前言 一切的开始
我叫张艺,今年24岁,身高178cm,五官端正,笑起来有酒窝,平时坚持健身,肩膀宽阔,腰腹线条分明。大学刚毕业,我现在做自由摄影师,接商业拍摄和私单,朋友们见面总夸我“帅”或者“技术好”,但我私底下最得意的,从来不是这些,而是那根深藏不露的18厘米肉棒——粗长、青筋暴起,勃起时硬如铁棒,前女友小罗曾被它操得哭着求饶,却又一次次主动骑上来求我更深。当然,这秘密除了她,谁也不知道。
今年跨年,我本来打算一个人在市区公寓安静度过,拍点夜景或者修图,但几个老朋友非拉我一起热闹。最终成行的只有我和四个女生,民宿订在市中心一栋高档公寓楼的顶层复式,但实际上只有一层使用面积,格局开阔:一个宽敞的客厅连着开放式餐厅,三间卧室分布在走廊两侧,还有两个卫生间——一个是公共的,带淋浴间;另一个在我那间主卧里,配了大浴缸,私密性极好。
来的四个女生,都是我不同阶段认识的。
先说芋圆,我高中同桌,个子娇小,身材苗条,皮肤白得晃眼,鹅蛋脸,五官精致得像洋娃娃。她性格软糯,说话轻声细语,笑起来眼睛弯成月牙,但酒量差到可怜,三杯下去就脸红心跳,再多一点就整个人软成一团,像没骨头似的往沙发里陷。可她偏偏爱逞强,每次聚会都举着杯子说“我也能喝”。
项姐是另一个高中同学,比我们大一岁,所以都叫她项姐。她身高只有160出头,却前凸后翘,尤其是那对胸,目测至少D杯,穿什么衣服都藏不住,低领一穿,沟壑深得能夹手机。她打扮大胆,爱化浓妆,涂大红唇,性格直爽,爱开点无伤大雅的玩笑,但骨子里还是挺传统的女生,不会满嘴黄段子。

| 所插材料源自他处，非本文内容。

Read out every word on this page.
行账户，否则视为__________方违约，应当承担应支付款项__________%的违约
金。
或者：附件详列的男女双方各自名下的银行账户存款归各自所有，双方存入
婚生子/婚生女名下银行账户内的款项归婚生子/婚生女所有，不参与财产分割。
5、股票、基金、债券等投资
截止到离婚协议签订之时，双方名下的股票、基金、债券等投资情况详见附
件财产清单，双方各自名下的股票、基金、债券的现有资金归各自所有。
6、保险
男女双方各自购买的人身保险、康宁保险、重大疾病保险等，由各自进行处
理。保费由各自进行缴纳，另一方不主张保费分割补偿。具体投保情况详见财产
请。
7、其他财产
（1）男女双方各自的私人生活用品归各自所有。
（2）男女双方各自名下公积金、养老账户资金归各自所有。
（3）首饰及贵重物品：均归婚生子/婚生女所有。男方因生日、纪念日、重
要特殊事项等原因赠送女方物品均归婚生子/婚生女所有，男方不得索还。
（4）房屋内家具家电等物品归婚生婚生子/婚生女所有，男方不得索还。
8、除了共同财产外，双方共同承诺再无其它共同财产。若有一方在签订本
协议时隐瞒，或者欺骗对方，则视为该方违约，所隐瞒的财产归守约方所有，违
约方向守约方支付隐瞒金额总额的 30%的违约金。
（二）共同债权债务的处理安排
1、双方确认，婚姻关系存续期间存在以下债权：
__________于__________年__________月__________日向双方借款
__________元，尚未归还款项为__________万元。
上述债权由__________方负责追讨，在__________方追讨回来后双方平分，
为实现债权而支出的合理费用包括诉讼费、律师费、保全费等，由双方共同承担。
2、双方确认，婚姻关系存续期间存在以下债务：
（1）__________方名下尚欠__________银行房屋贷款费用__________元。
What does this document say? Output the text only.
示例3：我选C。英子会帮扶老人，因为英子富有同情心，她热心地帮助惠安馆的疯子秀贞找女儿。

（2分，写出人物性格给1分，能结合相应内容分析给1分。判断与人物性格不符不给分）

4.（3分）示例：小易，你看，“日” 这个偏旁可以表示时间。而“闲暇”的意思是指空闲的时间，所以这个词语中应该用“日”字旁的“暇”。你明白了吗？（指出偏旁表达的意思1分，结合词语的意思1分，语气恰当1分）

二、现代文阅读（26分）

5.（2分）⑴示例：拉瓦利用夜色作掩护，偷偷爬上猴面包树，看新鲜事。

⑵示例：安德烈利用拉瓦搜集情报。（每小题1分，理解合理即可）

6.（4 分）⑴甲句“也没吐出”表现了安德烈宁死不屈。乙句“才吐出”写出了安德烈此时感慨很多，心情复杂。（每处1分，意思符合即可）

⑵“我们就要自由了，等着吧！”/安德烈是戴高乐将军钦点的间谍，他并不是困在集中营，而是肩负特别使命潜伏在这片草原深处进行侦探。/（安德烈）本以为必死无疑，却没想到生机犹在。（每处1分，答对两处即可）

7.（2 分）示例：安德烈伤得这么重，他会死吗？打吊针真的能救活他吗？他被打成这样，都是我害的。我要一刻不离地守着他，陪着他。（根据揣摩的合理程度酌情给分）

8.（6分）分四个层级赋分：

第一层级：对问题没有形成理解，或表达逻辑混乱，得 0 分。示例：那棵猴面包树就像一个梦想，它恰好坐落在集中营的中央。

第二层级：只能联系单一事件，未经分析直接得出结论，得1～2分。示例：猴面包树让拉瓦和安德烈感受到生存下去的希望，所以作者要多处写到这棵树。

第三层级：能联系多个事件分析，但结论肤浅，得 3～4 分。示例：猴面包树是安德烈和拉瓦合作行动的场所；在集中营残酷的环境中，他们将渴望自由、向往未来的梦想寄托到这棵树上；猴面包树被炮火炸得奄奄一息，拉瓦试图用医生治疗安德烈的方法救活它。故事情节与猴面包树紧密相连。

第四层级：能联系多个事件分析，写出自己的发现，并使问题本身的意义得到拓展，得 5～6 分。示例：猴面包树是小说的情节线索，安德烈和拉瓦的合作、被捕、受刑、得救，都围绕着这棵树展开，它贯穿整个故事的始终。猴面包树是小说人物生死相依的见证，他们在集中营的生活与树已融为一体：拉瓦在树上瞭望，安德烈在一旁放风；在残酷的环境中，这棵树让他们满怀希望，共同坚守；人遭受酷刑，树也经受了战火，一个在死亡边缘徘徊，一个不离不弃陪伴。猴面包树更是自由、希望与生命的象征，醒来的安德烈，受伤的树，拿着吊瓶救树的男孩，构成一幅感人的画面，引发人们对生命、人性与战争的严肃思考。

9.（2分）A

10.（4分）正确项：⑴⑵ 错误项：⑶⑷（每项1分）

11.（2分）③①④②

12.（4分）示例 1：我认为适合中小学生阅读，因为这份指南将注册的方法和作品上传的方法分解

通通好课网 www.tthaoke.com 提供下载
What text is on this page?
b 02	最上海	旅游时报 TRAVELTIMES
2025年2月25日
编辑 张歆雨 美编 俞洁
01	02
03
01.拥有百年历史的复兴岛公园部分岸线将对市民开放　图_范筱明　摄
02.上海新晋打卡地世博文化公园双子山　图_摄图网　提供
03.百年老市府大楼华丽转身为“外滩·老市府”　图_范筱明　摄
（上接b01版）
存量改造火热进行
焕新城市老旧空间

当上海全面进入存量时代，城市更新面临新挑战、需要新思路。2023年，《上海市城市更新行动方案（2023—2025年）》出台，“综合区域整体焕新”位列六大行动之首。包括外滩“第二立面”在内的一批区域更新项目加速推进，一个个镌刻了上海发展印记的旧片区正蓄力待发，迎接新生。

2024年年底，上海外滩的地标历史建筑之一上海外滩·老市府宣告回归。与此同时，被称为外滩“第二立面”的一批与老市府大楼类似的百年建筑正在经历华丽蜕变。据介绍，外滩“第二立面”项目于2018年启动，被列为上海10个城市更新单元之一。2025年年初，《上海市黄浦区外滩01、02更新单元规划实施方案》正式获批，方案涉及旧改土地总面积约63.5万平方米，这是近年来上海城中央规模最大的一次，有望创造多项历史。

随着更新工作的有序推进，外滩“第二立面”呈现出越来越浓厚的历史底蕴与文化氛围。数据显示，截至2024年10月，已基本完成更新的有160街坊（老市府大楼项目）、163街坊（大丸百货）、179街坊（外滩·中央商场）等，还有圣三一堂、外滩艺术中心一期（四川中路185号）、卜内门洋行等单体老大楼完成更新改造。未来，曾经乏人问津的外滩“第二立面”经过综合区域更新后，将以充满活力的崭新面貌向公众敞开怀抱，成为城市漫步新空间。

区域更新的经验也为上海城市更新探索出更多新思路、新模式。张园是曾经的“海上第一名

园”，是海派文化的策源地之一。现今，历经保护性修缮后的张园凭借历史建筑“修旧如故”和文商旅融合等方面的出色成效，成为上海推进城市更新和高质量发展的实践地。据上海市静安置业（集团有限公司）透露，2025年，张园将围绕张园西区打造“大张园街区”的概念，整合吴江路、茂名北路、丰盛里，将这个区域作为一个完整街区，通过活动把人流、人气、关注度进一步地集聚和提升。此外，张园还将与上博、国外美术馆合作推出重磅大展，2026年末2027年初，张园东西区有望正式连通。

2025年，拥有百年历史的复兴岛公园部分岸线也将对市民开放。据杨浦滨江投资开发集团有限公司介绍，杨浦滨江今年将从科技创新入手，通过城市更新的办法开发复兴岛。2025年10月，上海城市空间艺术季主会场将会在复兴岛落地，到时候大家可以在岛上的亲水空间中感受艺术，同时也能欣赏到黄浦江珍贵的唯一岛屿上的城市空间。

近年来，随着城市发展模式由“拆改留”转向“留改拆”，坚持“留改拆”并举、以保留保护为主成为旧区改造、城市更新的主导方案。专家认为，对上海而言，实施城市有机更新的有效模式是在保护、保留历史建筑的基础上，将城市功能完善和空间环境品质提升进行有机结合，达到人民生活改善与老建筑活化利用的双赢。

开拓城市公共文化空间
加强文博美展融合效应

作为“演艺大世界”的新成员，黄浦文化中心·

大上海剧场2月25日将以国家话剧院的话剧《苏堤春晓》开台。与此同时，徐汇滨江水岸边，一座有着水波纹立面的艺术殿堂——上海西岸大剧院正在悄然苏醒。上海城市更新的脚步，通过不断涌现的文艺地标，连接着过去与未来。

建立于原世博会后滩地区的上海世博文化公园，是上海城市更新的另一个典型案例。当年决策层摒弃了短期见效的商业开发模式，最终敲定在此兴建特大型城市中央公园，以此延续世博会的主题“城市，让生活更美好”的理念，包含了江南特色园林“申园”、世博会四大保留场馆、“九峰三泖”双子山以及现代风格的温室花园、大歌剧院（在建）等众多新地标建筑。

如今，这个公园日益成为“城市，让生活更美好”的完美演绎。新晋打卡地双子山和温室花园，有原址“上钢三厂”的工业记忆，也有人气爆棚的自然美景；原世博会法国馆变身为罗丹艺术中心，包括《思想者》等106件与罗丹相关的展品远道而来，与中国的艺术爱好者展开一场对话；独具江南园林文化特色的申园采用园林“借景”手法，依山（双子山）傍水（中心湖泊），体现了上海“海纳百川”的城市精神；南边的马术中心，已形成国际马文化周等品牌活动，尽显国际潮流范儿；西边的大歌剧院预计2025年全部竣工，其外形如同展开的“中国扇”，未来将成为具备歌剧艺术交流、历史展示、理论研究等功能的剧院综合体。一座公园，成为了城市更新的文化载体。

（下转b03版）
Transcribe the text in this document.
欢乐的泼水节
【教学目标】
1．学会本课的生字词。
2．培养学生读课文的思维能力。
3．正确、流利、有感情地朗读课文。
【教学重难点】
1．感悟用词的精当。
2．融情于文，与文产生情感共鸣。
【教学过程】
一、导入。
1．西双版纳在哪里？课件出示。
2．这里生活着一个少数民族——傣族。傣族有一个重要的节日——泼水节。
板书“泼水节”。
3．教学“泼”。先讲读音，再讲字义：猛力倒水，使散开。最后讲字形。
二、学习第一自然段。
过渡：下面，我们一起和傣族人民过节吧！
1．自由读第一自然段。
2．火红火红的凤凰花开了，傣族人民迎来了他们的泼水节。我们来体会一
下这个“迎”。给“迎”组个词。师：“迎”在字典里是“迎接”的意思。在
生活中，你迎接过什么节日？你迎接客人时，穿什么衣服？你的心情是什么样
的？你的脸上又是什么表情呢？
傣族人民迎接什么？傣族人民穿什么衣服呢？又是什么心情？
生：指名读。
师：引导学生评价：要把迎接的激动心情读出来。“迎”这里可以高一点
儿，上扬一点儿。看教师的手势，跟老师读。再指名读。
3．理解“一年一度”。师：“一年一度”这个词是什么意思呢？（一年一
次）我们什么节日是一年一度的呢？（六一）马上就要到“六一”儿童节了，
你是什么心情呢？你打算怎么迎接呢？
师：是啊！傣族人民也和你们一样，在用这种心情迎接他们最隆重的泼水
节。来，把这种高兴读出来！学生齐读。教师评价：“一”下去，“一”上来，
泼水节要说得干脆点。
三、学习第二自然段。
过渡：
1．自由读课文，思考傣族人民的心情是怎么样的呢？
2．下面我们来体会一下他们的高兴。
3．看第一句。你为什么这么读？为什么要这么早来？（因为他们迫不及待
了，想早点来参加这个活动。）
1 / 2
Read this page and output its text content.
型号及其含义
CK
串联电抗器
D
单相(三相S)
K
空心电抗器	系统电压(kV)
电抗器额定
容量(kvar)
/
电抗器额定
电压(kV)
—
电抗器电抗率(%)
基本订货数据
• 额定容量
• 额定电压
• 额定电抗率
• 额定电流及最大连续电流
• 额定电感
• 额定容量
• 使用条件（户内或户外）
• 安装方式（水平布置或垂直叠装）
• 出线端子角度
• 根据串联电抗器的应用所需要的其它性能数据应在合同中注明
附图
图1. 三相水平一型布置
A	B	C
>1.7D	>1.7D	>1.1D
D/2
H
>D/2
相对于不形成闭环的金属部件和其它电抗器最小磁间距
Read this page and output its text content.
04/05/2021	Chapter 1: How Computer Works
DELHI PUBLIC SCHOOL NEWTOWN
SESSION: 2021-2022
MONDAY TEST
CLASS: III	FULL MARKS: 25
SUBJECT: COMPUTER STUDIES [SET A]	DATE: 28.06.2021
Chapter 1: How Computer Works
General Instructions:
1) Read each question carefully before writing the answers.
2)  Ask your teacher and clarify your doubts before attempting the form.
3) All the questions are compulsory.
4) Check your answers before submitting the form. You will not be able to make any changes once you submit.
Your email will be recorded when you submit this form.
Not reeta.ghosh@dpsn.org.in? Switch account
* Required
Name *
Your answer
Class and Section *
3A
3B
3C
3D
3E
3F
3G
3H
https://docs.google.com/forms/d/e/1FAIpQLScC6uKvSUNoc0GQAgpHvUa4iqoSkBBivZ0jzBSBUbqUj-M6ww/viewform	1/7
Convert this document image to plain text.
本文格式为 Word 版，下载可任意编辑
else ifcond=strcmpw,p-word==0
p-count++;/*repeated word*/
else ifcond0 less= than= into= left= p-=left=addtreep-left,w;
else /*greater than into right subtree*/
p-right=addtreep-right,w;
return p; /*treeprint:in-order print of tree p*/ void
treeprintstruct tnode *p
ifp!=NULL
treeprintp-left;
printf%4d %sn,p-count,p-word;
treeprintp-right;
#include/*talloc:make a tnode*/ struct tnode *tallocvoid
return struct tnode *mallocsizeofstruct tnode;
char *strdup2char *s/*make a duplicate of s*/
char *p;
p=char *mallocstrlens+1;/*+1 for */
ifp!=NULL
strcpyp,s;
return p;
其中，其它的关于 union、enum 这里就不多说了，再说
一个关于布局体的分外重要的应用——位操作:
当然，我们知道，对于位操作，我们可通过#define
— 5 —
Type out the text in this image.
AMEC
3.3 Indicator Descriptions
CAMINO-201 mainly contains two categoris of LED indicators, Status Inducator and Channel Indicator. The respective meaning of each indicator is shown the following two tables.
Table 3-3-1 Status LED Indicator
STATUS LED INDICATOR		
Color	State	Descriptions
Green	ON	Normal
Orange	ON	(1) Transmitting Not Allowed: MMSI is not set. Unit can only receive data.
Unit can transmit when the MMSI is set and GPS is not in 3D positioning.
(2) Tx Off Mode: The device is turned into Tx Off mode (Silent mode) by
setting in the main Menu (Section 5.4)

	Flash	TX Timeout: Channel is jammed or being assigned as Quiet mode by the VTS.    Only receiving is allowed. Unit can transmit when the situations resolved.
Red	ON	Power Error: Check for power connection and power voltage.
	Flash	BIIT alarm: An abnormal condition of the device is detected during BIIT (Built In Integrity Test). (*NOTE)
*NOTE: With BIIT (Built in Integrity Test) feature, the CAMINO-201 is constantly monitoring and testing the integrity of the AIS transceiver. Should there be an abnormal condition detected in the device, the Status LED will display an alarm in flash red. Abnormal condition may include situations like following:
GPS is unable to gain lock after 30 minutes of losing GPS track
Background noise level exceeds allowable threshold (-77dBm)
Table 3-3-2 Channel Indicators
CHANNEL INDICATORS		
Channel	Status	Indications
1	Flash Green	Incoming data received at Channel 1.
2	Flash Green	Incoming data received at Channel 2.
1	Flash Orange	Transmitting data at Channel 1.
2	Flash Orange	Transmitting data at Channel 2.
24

然后是我的前女友小罗。我们大学谈了两年,和平分手,原因说不清道不明——异地、性格、规划都有份。她属于微胖型,肉感十足,抱起来软绵绵的特别有手感,腰细臀圆,胸也大,皮肤滑得像牛奶。最让我至今下身发硬的,是她下面水多得惊人,前戏稍足一点就湿得一塌糊涂,插进去能听见“咕叽咕叽”的水声,那种紧致滚烫的包裹感,简直要命。今年跨年她本来有别的安排,临时被放鸽子,我这边也缺人,就顺势叫上她。分手后关系还算融洽,偶尔聊几句,所以气氛倒也不尴尬。
最后一个是范范,小罗的大学同学,我之前只在照片里见过真人。这次见面才发现,她打扮确实大胆——外面裹着厚羽绒服,一拉开拉链,里面就一件黑色蕾丝低胸保暖内衣,领口开到胸口下方,乳沟深邃雪白,隐约能看到两团饱满的弧度。她身材匀称,腿长腰细,染了亚麻色长发,微微卷,散在肩上更有种慵懒的性感。
我们傍晚七八点到民宿,大家都提前吃过饭,直接在客厅和餐厅摆开阵势,开始玩游戏——小姐牌,纯喝酒的惩罚游戏。我们提前买了很多酒:白酒、啤酒、各种基酒,还有两大桶用饮料勾兑的调酒,甜得容易入口,却后劲十足。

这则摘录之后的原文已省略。